Chile is celebrated for its seafood and here in the south, it is the shellfish which dominate the menu and yet living from the sea is a precarious existence. Not only must they contend with the sea and the weather but also with the vagaries of the food chain. Shellfish feed on the plankton and algae in the water. Every now and again, the red tide sweeps along the Pacific coast – an algal bloom which leads to a build up of toxins in the shellfish so that they become poisonous. When the red tide comes, the livelihood of those who live from the sea vanishes and survival becomes even harder.
If Argentina is dominated by the wide open steppes and the sky, Chilean Patagonia is where the Andes rise up from the sea. For over 1000 kilometers north from Punta Arenas to Puerto Montt, there is a maze of fjords and channels carved out by the glaciers which flow from the icefield above down to the sea. This is a harsh land, scoured in bygone ages by the ice and the last remnants are still visible today in places where the glaciers still tumble into the sea. Travelling through this region is only possible by sea; the 3 day ferry trip between Puerto Natales and Puerto Montt was one of the highlights of my trip to Patagonia. When I caught the boat heading north over Christmas, the weather gods smiled down on us – the wind didn’t blow and the grey clouds slowly cleared away and on the last day the sun came out and smiled down on us.
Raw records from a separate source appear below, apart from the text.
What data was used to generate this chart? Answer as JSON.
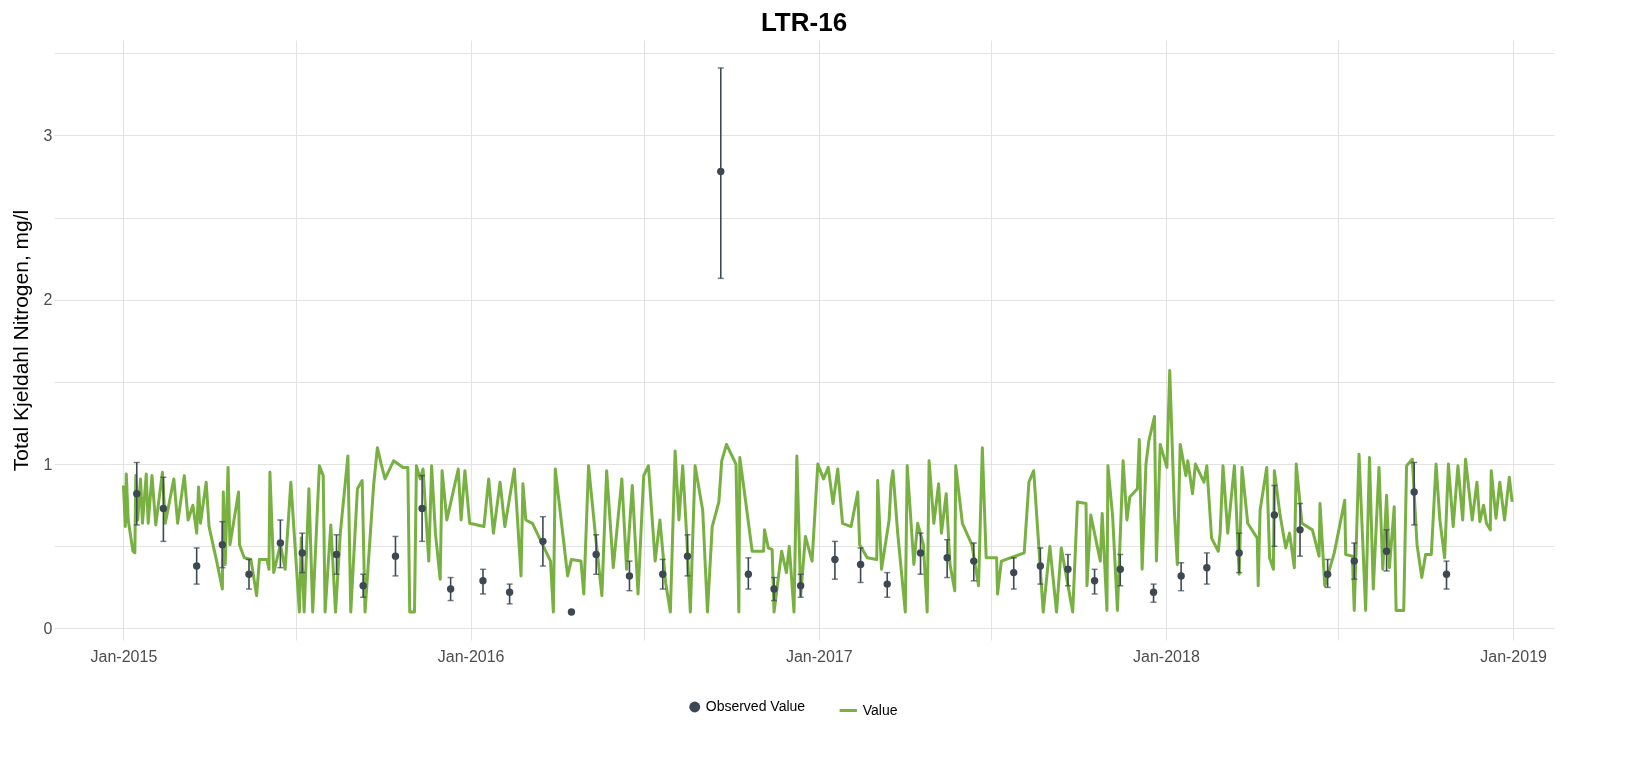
{
  "chart_data": {
    "type": "line",
    "title": "LTR-16",
    "ylabel": "Total Kjeldahl Nitrogen, mg/l",
    "grid": true,
    "legend": "bottom",
    "xlim": [
      "2014-10-20",
      "2019-02-13"
    ],
    "ylim": [
      -0.07,
      3.58
    ],
    "xticks": [
      {
        "value": "2015-01-01",
        "label": "Jan-2015"
      },
      {
        "value": "2015-07-01",
        "label": null
      },
      {
        "value": "2016-01-01",
        "label": "Jan-2016"
      },
      {
        "value": "2016-07-01",
        "label": null
      },
      {
        "value": "2017-01-01",
        "label": "Jan-2017"
      },
      {
        "value": "2017-07-01",
        "label": null
      },
      {
        "value": "2018-01-01",
        "label": "Jan-2018"
      },
      {
        "value": "2018-07-01",
        "label": null
      },
      {
        "value": "2019-01-01",
        "label": "Jan-2019"
      }
    ],
    "yticks": [
      0,
      {
        "value": 0.5,
        "label": null
      },
      1,
      {
        "value": 1.5,
        "label": null
      },
      2,
      {
        "value": 2.5,
        "label": null
      },
      3,
      {
        "value": 3.5,
        "label": null
      }
    ],
    "series": [
      {
        "name": "Observed Value",
        "type": "scatter",
        "marker": "circle",
        "color": "#3d4952",
        "x": [
          "2015-01-15",
          "2015-02-12",
          "2015-03-19",
          "2015-04-15",
          "2015-05-13",
          "2015-06-15",
          "2015-07-08",
          "2015-08-13",
          "2015-09-10",
          "2015-10-14",
          "2015-11-11",
          "2015-12-11",
          "2016-01-14",
          "2016-02-11",
          "2016-03-17",
          "2016-04-16",
          "2016-05-12",
          "2016-06-16",
          "2016-07-21",
          "2016-08-16",
          "2016-09-20",
          "2016-10-19",
          "2016-11-15",
          "2016-12-13",
          "2017-01-18",
          "2017-02-14",
          "2017-03-14",
          "2017-04-18",
          "2017-05-16",
          "2017-06-13",
          "2017-07-25",
          "2017-08-22",
          "2017-09-20",
          "2017-10-18",
          "2017-11-14",
          "2017-12-19",
          "2018-01-17",
          "2018-02-13",
          "2018-03-19",
          "2018-04-25",
          "2018-05-22",
          "2018-06-20",
          "2018-07-18",
          "2018-08-21",
          "2018-09-19",
          "2018-10-23"
        ],
        "values": [
          0.82,
          0.73,
          0.38,
          0.51,
          0.33,
          0.52,
          0.46,
          0.45,
          0.26,
          0.44,
          0.73,
          0.24,
          0.29,
          0.22,
          0.53,
          0.1,
          0.45,
          0.32,
          0.33,
          0.44,
          2.78,
          0.33,
          0.24,
          0.26,
          0.42,
          0.39,
          0.27,
          0.46,
          0.43,
          0.41,
          0.34,
          0.38,
          0.36,
          0.29,
          0.36,
          0.22,
          0.32,
          0.37,
          0.46,
          0.69,
          0.6,
          0.33,
          0.41,
          0.47,
          0.83,
          0.33
        ],
        "errors": [
          [
            0.63,
            1.01
          ],
          [
            0.53,
            0.92
          ],
          [
            0.27,
            0.49
          ],
          [
            0.37,
            0.65
          ],
          [
            0.24,
            0.42
          ],
          [
            0.37,
            0.66
          ],
          [
            0.34,
            0.58
          ],
          [
            0.33,
            0.57
          ],
          [
            0.19,
            0.33
          ],
          [
            0.32,
            0.56
          ],
          [
            0.53,
            0.93
          ],
          [
            0.17,
            0.31
          ],
          [
            0.21,
            0.36
          ],
          [
            0.15,
            0.27
          ],
          [
            0.38,
            0.68
          ],
          null,
          [
            0.33,
            0.57
          ],
          [
            0.23,
            0.41
          ],
          [
            0.24,
            0.42
          ],
          [
            0.32,
            0.57
          ],
          [
            2.13,
            3.41
          ],
          [
            0.24,
            0.43
          ],
          [
            0.17,
            0.31
          ],
          [
            0.19,
            0.33
          ],
          [
            0.3,
            0.53
          ],
          [
            0.28,
            0.49
          ],
          [
            0.19,
            0.34
          ],
          [
            0.33,
            0.58
          ],
          [
            0.31,
            0.54
          ],
          [
            0.29,
            0.52
          ],
          [
            0.24,
            0.43
          ],
          [
            0.27,
            0.49
          ],
          [
            0.26,
            0.45
          ],
          [
            0.21,
            0.36
          ],
          [
            0.26,
            0.45
          ],
          [
            0.16,
            0.27
          ],
          [
            0.23,
            0.4
          ],
          [
            0.27,
            0.46
          ],
          [
            0.34,
            0.58
          ],
          [
            0.5,
            0.87
          ],
          [
            0.44,
            0.76
          ],
          [
            0.25,
            0.42
          ],
          [
            0.3,
            0.52
          ],
          [
            0.35,
            0.6
          ],
          [
            0.63,
            1.01
          ],
          [
            0.24,
            0.41
          ]
        ]
      },
      {
        "name": "Value",
        "line_style": "solid",
        "color": "#78b142",
        "x": [
          "2015-01-01",
          "2015-01-03",
          "2015-01-04",
          "2015-01-06",
          "2015-01-11",
          "2015-01-13",
          "2015-01-14",
          "2015-01-16",
          "2015-01-19",
          "2015-01-21",
          "2015-01-25",
          "2015-01-27",
          "2015-01-31",
          "2015-02-04",
          "2015-02-11",
          "2015-02-14",
          "2015-02-23",
          "2015-02-27",
          "2015-03-06",
          "2015-03-10",
          "2015-03-15",
          "2015-03-19",
          "2015-03-21",
          "2015-03-23",
          "2015-03-29",
          "2015-04-01",
          "2015-04-09",
          "2015-04-15",
          "2015-04-16",
          "2015-04-18",
          "2015-04-21",
          "2015-04-23",
          "2015-05-02",
          "2015-05-03",
          "2015-05-08",
          "2015-05-15",
          "2015-05-21",
          "2015-05-24",
          "2015-06-01",
          "2015-06-03",
          "2015-06-04",
          "2015-06-08",
          "2015-06-15",
          "2015-06-20",
          "2015-06-26",
          "2015-07-01",
          "2015-07-05",
          "2015-07-07",
          "2015-07-10",
          "2015-07-15",
          "2015-07-19",
          "2015-07-26",
          "2015-07-30",
          "2015-08-01",
          "2015-08-07",
          "2015-08-12",
          "2015-08-17",
          "2015-08-25",
          "2015-08-28",
          "2015-09-04",
          "2015-09-09",
          "2015-09-12",
          "2015-09-21",
          "2015-09-25",
          "2015-09-29",
          "2015-10-03",
          "2015-10-12",
          "2015-10-22",
          "2015-10-27",
          "2015-10-29",
          "2015-11-03",
          "2015-11-05",
          "2015-11-09",
          "2015-11-12",
          "2015-11-18",
          "2015-11-21",
          "2015-11-25",
          "2015-11-30",
          "2015-12-02",
          "2015-12-07",
          "2015-12-19",
          "2015-12-22",
          "2015-12-26",
          "2015-12-31",
          "2016-01-15",
          "2016-01-20",
          "2016-01-25",
          "2016-02-01",
          "2016-02-06",
          "2016-02-16",
          "2016-02-23",
          "2016-02-25",
          "2016-02-28",
          "2016-03-06",
          "2016-03-25",
          "2016-03-28",
          "2016-03-30",
          "2016-04-12",
          "2016-04-16",
          "2016-04-26",
          "2016-04-29",
          "2016-05-04",
          "2016-05-11",
          "2016-05-18",
          "2016-05-23",
          "2016-05-30",
          "2016-06-08",
          "2016-06-13",
          "2016-06-19",
          "2016-06-25",
          "2016-07-01",
          "2016-07-06",
          "2016-07-13",
          "2016-07-18",
          "2016-07-24",
          "2016-07-29",
          "2016-08-03",
          "2016-08-07",
          "2016-08-11",
          "2016-08-15",
          "2016-08-19",
          "2016-08-24",
          "2016-09-01",
          "2016-09-06",
          "2016-09-11",
          "2016-09-18",
          "2016-09-21",
          "2016-09-26",
          "2016-10-01",
          "2016-10-06",
          "2016-10-09",
          "2016-10-10",
          "2016-10-16",
          "2016-10-23",
          "2016-11-04",
          "2016-11-05",
          "2016-11-09",
          "2016-11-13",
          "2016-11-15",
          "2016-11-23",
          "2016-11-28",
          "2016-12-01",
          "2016-12-06",
          "2016-12-09",
          "2016-12-13",
          "2016-12-18",
          "2016-12-25",
          "2016-12-31",
          "2017-01-06",
          "2017-01-11",
          "2017-01-16",
          "2017-01-21",
          "2017-01-26",
          "2017-02-04",
          "2017-02-11",
          "2017-02-13",
          "2017-02-21",
          "2017-03-03",
          "2017-03-04",
          "2017-03-08",
          "2017-03-16",
          "2017-03-18",
          "2017-03-20",
          "2017-03-25",
          "2017-04-02",
          "2017-04-04",
          "2017-04-11",
          "2017-04-15",
          "2017-04-21",
          "2017-04-25",
          "2017-04-27",
          "2017-05-02",
          "2017-05-07",
          "2017-05-10",
          "2017-05-15",
          "2017-05-19",
          "2017-05-24",
          "2017-05-25",
          "2017-06-01",
          "2017-06-11",
          "2017-06-18",
          "2017-06-22",
          "2017-06-26",
          "2017-07-07",
          "2017-07-08",
          "2017-07-12",
          "2017-08-05",
          "2017-08-10",
          "2017-08-15",
          "2017-08-20",
          "2017-08-25",
          "2017-09-01",
          "2017-09-08",
          "2017-09-13",
          "2017-09-25",
          "2017-09-30",
          "2017-10-09",
          "2017-10-10",
          "2017-10-14",
          "2017-10-19",
          "2017-10-24",
          "2017-10-26",
          "2017-10-31",
          "2017-11-01",
          "2017-11-06",
          "2017-11-11",
          "2017-11-17",
          "2017-11-21",
          "2017-11-24",
          "2017-12-02",
          "2017-12-04",
          "2017-12-07",
          "2017-12-11",
          "2017-12-14",
          "2017-12-20",
          "2017-12-22",
          "2017-12-26",
          "2018-01-02",
          "2018-01-05",
          "2018-01-10",
          "2018-01-13",
          "2018-01-16",
          "2018-01-22",
          "2018-01-24",
          "2018-01-29",
          "2018-02-01",
          "2018-02-10",
          "2018-02-13",
          "2018-02-18",
          "2018-02-25",
          "2018-02-27",
          "2018-03-02",
          "2018-03-07",
          "2018-03-14",
          "2018-03-19",
          "2018-03-22",
          "2018-03-28",
          "2018-04-07",
          "2018-04-08",
          "2018-04-10",
          "2018-04-17",
          "2018-04-20",
          "2018-04-24",
          "2018-04-25",
          "2018-05-01",
          "2018-05-07",
          "2018-05-11",
          "2018-05-16",
          "2018-05-18",
          "2018-05-24",
          "2018-06-04",
          "2018-06-11",
          "2018-06-12",
          "2018-06-17",
          "2018-06-27",
          "2018-07-08",
          "2018-07-09",
          "2018-07-16",
          "2018-07-18",
          "2018-07-23",
          "2018-07-30",
          "2018-08-03",
          "2018-08-07",
          "2018-08-13",
          "2018-08-17",
          "2018-08-21",
          "2018-08-24",
          "2018-08-29",
          "2018-08-31",
          "2018-09-08",
          "2018-09-11",
          "2018-09-17",
          "2018-09-22",
          "2018-09-27",
          "2018-10-01",
          "2018-10-07",
          "2018-10-12",
          "2018-10-16",
          "2018-10-21",
          "2018-10-25",
          "2018-10-30",
          "2018-11-04",
          "2018-11-09",
          "2018-11-12",
          "2018-11-19",
          "2018-11-24",
          "2018-11-27",
          "2018-12-01",
          "2018-12-04",
          "2018-12-08",
          "2018-12-09",
          "2018-12-14",
          "2018-12-18",
          "2018-12-23",
          "2018-12-28",
          "2018-12-31"
        ],
        "values": [
          0.87,
          0.62,
          0.94,
          0.66,
          0.47,
          0.46,
          0.93,
          0.66,
          0.91,
          0.64,
          0.94,
          0.64,
          0.93,
          0.63,
          0.95,
          0.64,
          0.91,
          0.64,
          0.93,
          0.66,
          0.75,
          0.58,
          0.86,
          0.64,
          0.89,
          0.62,
          0.41,
          0.24,
          0.83,
          0.39,
          0.98,
          0.51,
          0.83,
          0.51,
          0.43,
          0.42,
          0.2,
          0.42,
          0.42,
          0.36,
          0.95,
          0.34,
          0.51,
          0.36,
          0.89,
          0.45,
          0.1,
          0.55,
          0.1,
          0.85,
          0.1,
          0.99,
          0.93,
          0.1,
          0.63,
          0.1,
          0.58,
          1.05,
          0.1,
          0.85,
          0.9,
          0.1,
          0.87,
          1.1,
          1.0,
          0.91,
          1.02,
          0.98,
          0.98,
          0.1,
          0.1,
          0.99,
          0.91,
          0.97,
          0.41,
          0.99,
          0.58,
          0.3,
          0.96,
          0.66,
          0.97,
          0.66,
          0.96,
          0.64,
          0.62,
          0.91,
          0.58,
          0.89,
          0.62,
          0.97,
          0.32,
          0.88,
          0.66,
          0.64,
          0.41,
          0.1,
          0.97,
          0.32,
          0.42,
          0.41,
          0.21,
          0.99,
          0.58,
          0.2,
          0.96,
          0.37,
          0.91,
          0.36,
          0.87,
          0.21,
          0.93,
          0.99,
          0.41,
          0.66,
          0.28,
          0.1,
          1.08,
          0.66,
          0.99,
          0.58,
          0.1,
          0.99,
          0.72,
          0.1,
          0.62,
          0.77,
          1.02,
          1.12,
          1.06,
          1.0,
          0.1,
          1.04,
          0.78,
          0.47,
          0.47,
          0.6,
          0.49,
          0.48,
          0.1,
          0.47,
          0.34,
          0.5,
          0.1,
          1.05,
          0.2,
          0.56,
          0.41,
          1.0,
          0.91,
          0.98,
          0.76,
          0.97,
          0.64,
          0.62,
          0.83,
          0.51,
          0.43,
          0.42,
          0.9,
          0.36,
          0.66,
          0.88,
          0.96,
          0.58,
          0.1,
          0.99,
          0.39,
          0.64,
          0.51,
          0.1,
          1.02,
          0.64,
          0.88,
          0.58,
          0.82,
          0.39,
          0.23,
          0.99,
          0.64,
          0.51,
          0.26,
          1.1,
          0.43,
          0.43,
          0.21,
          0.41,
          0.46,
          0.89,
          0.96,
          0.53,
          0.1,
          0.5,
          0.1,
          0.49,
          0.1,
          0.77,
          0.76,
          0.26,
          0.69,
          0.55,
          0.41,
          0.7,
          0.11,
          0.99,
          0.68,
          0.11,
          1.02,
          0.66,
          0.8,
          0.85,
          1.15,
          0.36,
          1.0,
          1.14,
          1.29,
          0.41,
          1.12,
          0.98,
          1.57,
          0.7,
          0.39,
          1.12,
          0.93,
          1.02,
          0.82,
          1.0,
          0.89,
          0.99,
          0.55,
          0.47,
          0.58,
          0.99,
          0.58,
          0.99,
          0.33,
          0.98,
          0.64,
          0.55,
          0.26,
          0.72,
          0.98,
          0.43,
          0.36,
          0.96,
          0.69,
          0.49,
          0.58,
          0.37,
          1.0,
          0.64,
          0.6,
          0.44,
          0.76,
          0.26,
          0.46,
          0.78,
          0.45,
          0.44,
          0.11,
          1.06,
          0.11,
          1.04,
          0.24,
          0.98,
          0.36,
          0.81,
          0.37,
          0.74,
          0.11,
          0.11,
          0.99,
          1.03,
          0.51,
          0.31,
          0.45,
          0.45,
          1.0,
          0.66,
          0.43,
          1.0,
          0.62,
          0.99,
          0.66,
          1.03,
          0.66,
          0.89,
          0.65,
          0.75,
          0.64,
          0.6,
          0.96,
          0.67,
          0.89,
          0.66,
          0.92,
          0.77
        ]
      }
    ]
  }
}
The ferry is an interlude in the bustle of travel, a chance to sleep and eat and drink and share stories with others on board – a cross-section of travellers of all ages. Yet the ferry is not the sole preserve of the tourists; this is the main communication route between the south of Chile and the rest of this country and the ferry carries many lorries transporting goods and farm animals.
|Falklands memorial in Ushuaia|
In Patagonia mankind has only established a toehold. Yet we continue to travel to this land from all over the world, drawn by the majesty of a land created and shaped by the forces of nature. I marvelled at the granite spires of the peaks, caught the bus across the steppes, swept by the relentless wind and threaded my way through the Chilean fjords, overshadowed by volcanoes. Earth and air, fire and water – Patagonia is a place where the four elements of the ancients blend to create a magnificent spectacle far outweighing the humble achievements of man. Here, in the home of the west wind, we can only bow our heads in awe at the grandeur of nature.